Title

3D signal compression and processing (VCIP 2022 Tutorial)


Abstract

With the fast popularization of 3D sensing capture devices, such as Lidar or Kinect, the amount of available 3D data is increasing rapidly, leading to the more-than-ever demands of 3D signal processing. Unlike image and video signals with widely accepted pixel representation on regular grids, the representations of 3D signals are more diverse including RGB-D, voxel, point cloud, mesh and implicit representation, each of which has its own pros and cons.

In this tutorial, we will overview the recent progress of 3D signal processing focusing on the two prevalent 3D representations, i.e., RGB-D and point cloud. For RGB-D, we will introduce the state-of-the-art depth map super-resolution and monocular depth estimation techniques, which takes advantages of RGB images to improve the capture of depth maps. For point cloud, we will introduce the MPEG and AVS standardization of point cloud compression, and advanced point cloud processing techniques, which solve the irregularity of point clouds and effectively model the 3D geometry with octrees, graphs and deep neural networks.


Speaker

Xianming Liu is a Professor with the School of Computer Science and Technology, Harbin Institute of Technology (HIT), Harbin, China. He received the B.S., M.S., and Ph.D degrees in computer science from HIT, in 2006, 2008 and 2012, respectively. In 2011, he spent half a year at the Department of Electrical and Computer Engineering, McMaster University, Canada, as a visiting student, where he then worked as a post-doctoral fellow from December 2012 to December 2013. He worked as a project researcher at National Institute of Informatics (NII), Tokyo, Japan, from 2014 to 2017. He has published over 60 international conference and journal publications, including top IEEE journals, such as T-IP, T-CSVT, T-IFS, T-MM, T-GRS; and top conferences, such as CVPR, IJCAI and DCC. He is the receipt of IEEE ICME 2016 Best Student Paper Award.

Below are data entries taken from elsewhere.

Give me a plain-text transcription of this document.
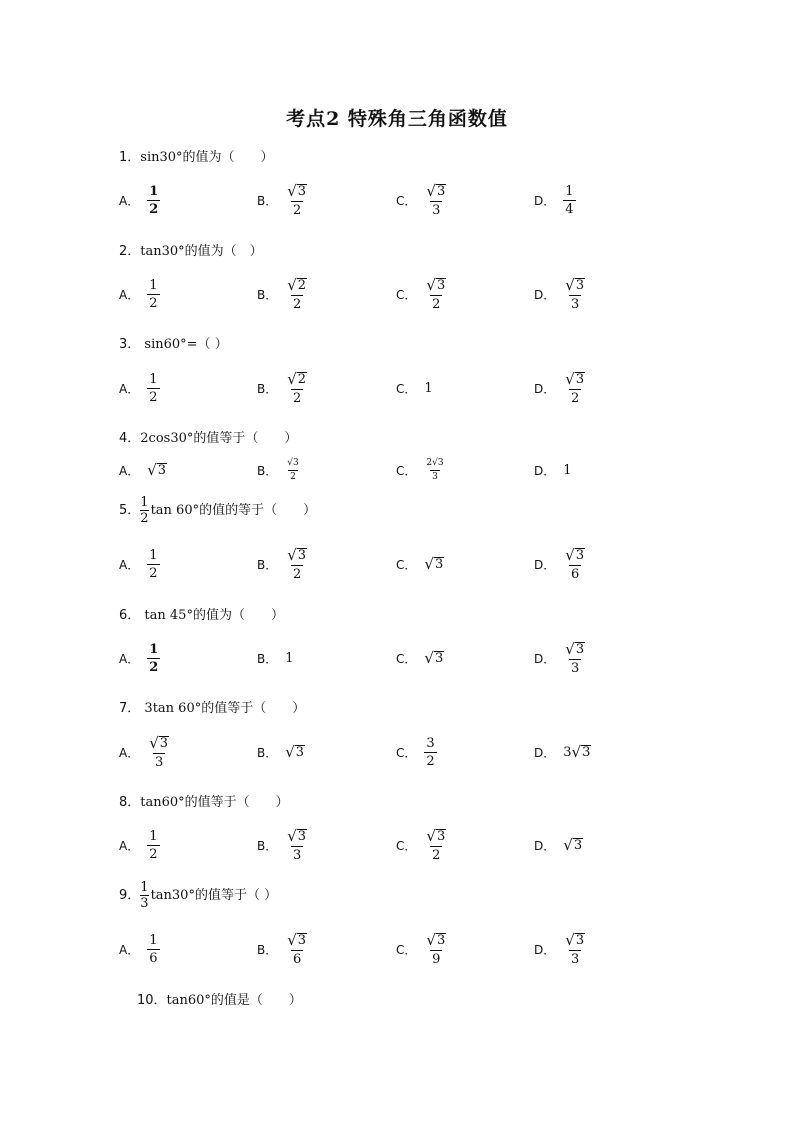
考点2 特殊角三角函数值
1．sin30°的值为（　　）
A． $\frac{1}{2}$	B． $\frac{√ 3}{2}$	C． $\frac{√ 3}{3}$	D． $\frac{1}{4}$
2．tan30°的值为（　）
A． $\frac{1}{2}$	B． $\frac{√ 2}{2}$	C． $\frac{√ 3}{2}$	D． $\frac{√ 3}{3}$
3． sin60°=（ ）
A． $\frac{1}{2}$	B． $\frac{√ 2}{2}$	C． 1	D． $\frac{√ 3}{2}$
4．2cos30°的值等于（　　）
A． √ 3	B． $\frac{√3}{2}$	C． $\frac{2√3}{3}$	D． 1
5． $\frac{1}{2}$ tan 60°的值的等于（　　）
A． $\frac{1}{2}$	B． $\frac{√ 3}{2}$	C． √ 3	D． $\frac{√ 3}{6}$
6． tan 45°的值为（　　）
A． $\frac{1}{2}$	B． 1	C． √ 3	D． $\frac{√ 3}{3}$
7． 3tan 60°的值等于（　　）
A． $\frac{√ 3}{3}$	B． √ 3	C． $\frac{3}{2}$	D． 3 √ 3
8．tan60°的值等于（　　）
A． $\frac{1}{2}$	B． $\frac{√ 3}{3}$	C． $\frac{√ 3}{2}$	D． √ 3
9． $\frac{1}{3} \tan 30^\circ$的值等于（ ）
A． $\frac{1}{6}$	B． $\frac{√ 3}{6}$	C． $\frac{√ 3}{9}$	D． $\frac{√ 3}{3}$
10．tan60°的值是（　　）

Homepage: http://homepage.hit.edu.cn/xmliu

Yuanchao Bai received the B.S. degree in software engineering from Dalian University of Technology, Dalian, China, in 2013. He received the Ph.D. degree in computer science in Peking University, Beijing, China, in 2020. He was a visiting student in National Institute of Informatics, Tokyo, Japan, from 2017 to 2018. He was a Postdoctoral researcher in Peng Cheng Laboratory, Shenzhen, China, from 2020 to 2022. He is now an assistant professor in Harbin Institute of Technology, Harbin, China. His research interests include image/video compression and processing, point cloud processing and graph signal processing.

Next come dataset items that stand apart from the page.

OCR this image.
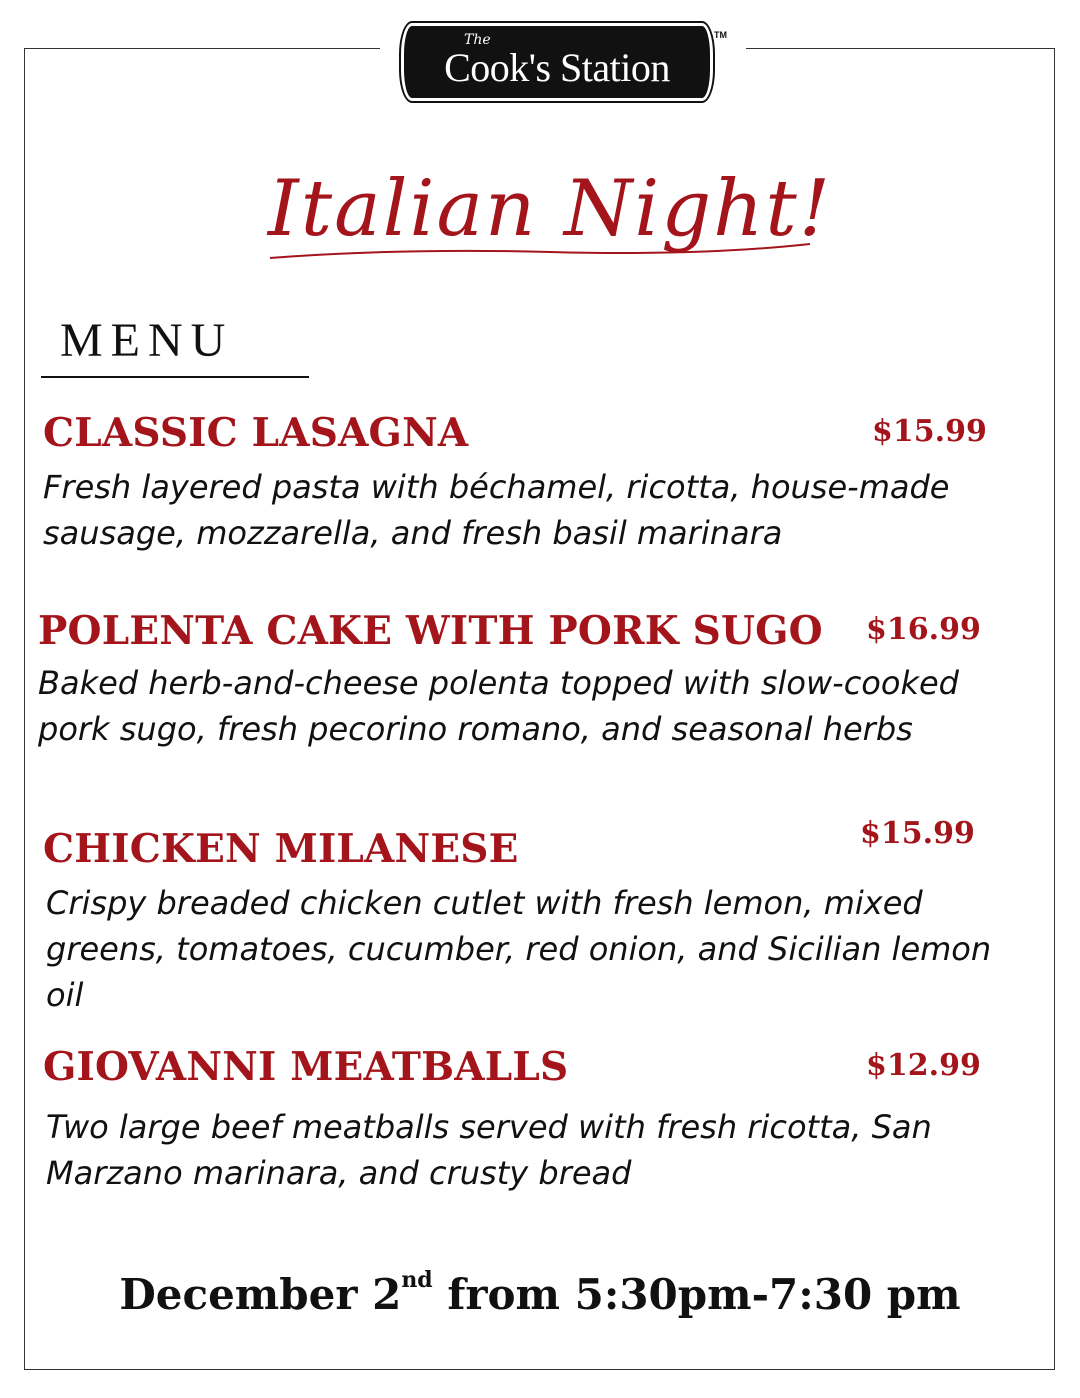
The
Cook's Station
TM
Italian Night!
MENU
CLASSIC LASAGNA	$15.99
Fresh layered pasta with béchamel, ricotta, house-made sausage, mozzarella, and fresh basil marinara
POLENTA CAKE WITH PORK SUGO $16.99
Baked herb-and-cheese polenta topped with slow-cooked pork sugo, fresh pecorino romano, and seasonal herbs
CHICKEN MILANESE	$15.99
Crispy breaded chicken cutlet with fresh lemon, mixed greens, tomatoes, cucumber, red onion, and Sicilian lemon oil
GIOVANNI MEATBALLS	$12.99
Two large beef meatballs served with fresh ricotta, San Marzano marinara, and crusty bread
December 2nd from 5:30pm-7:30 pm
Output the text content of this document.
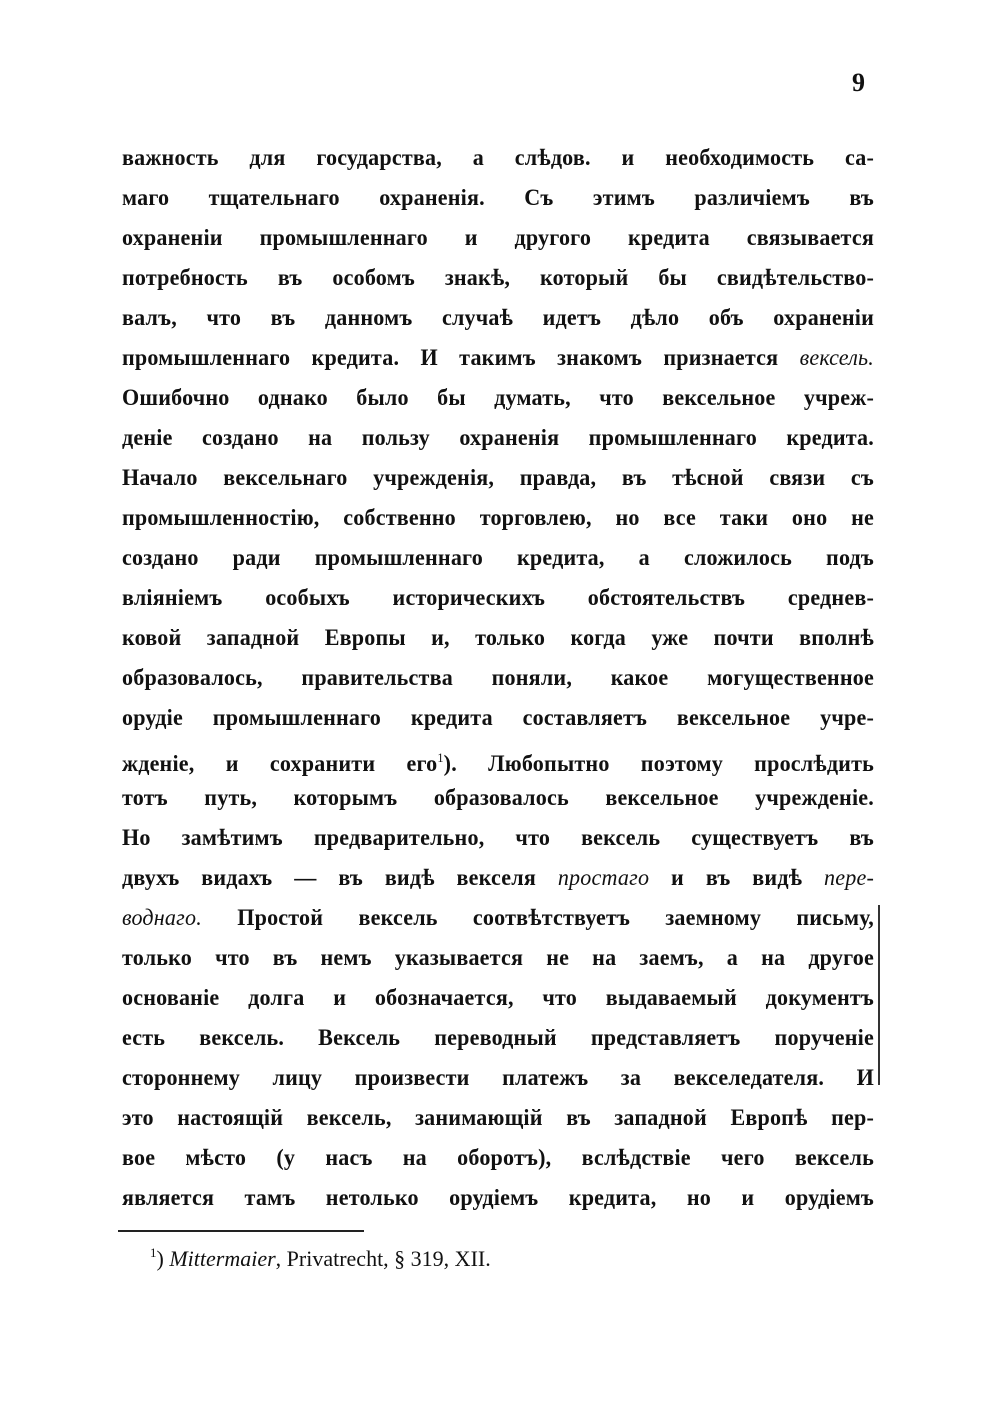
9
важность для государства, а слѣдов. и необходимость са-
маго тщательнаго охраненія. Съ этимъ различіемъ въ
охраненіи промышленнаго и другого кредита связывается
потребность въ особомъ знакѣ, который бы свидѣтельство-
валъ, что въ данномъ случаѣ идетъ дѣло объ охраненіи
промышленнаго кредита. И такимъ знакомъ признается вексель.
Ошибочно однако было бы думать, что вексельное учреж-
деніе создано на пользу охраненія промышленнаго кредита.
Начало вексельнаго учрежденія, правда, въ тѣсной связи съ
промышленностію, собственно торговлею, но все таки оно не
создано ради промышленнаго кредита, а сложилось подъ
вліяніемъ особыхъ историческихъ обстоятельствъ среднев-
ковой западной Европы и, только когда уже почти вполнѣ
образовалось, правительства поняли, какое могущественное
орудіе промышленнаго кредита составляетъ вексельное учре-
жденіе, и сохранити его$^1$). Любопытно поэтому прослѣдить
тотъ путь, которымъ образовалось вексельное учрежденіе.
Но замѣтимъ предварительно, что вексель существуетъ въ
двухъ видахъ — въ видѣ векселя простаго и въ видѣ пере-
воднаго. Простой вексель соотвѣтствуетъ заемному письму,
только что въ немъ указывается не на заемъ, а на другое
основаніе долга и обозначается, что выдаваемый документъ
есть вексель. Вексель переводный представляетъ порученіе
стороннему лицу произвести платежъ за векселедателя. И
это настоящій вексель, занимающій въ западной Европѣ пер-
вое мѣсто (у насъ на оборотъ), вслѣдствіе чего вексель
является тамъ нетолько орудіемъ кредита, но и орудіемъ
$^1$) Mittermaier, Privatrecht, § 319, XII.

Wenbo Zhao received B.S., M.S., and Ph.D degrees in 2012, 2014 and 2020 from the Harbin Institute of Technology, Harbin, China. He is currently a postdoctor at the Peng Cheng Laboratory, Shenzhen, China. His current research interests are 3D Reconstruction, mesh denoising and point cloud processing.

Zhenyu Li received the B.S. degree in computer science from Harbin Institute of Technology, Harbin, China, in 2021. He is now a postgraduate student at Harbin Institute of Technology, Harbin, China. His research interests include 3D reconstruction, scene perception, and scene understanding.


Outline

  • Introduction
  • RGB-guided Depth Super-resolution
    • Problem Formulation
    • Filtering based methods
    • Priors based methods
    • Learning based methods
    • Discussion
  • Learning scene structure from cameras
    • Depth estimation from monocular images
    • 3D object detection from cameras
    • Unified scene understanding
  • Recent Process of MPEG point cloud compression standardization
    • Introduction
    • Geometry coding
    • Attribute coding
    • Conclusion
  • Deep learning-based point cloud compression (slide)
    • Introduction
    • Deep Generative Models
    • Learning-based PCC methods
    • Conclusion
  • Q & A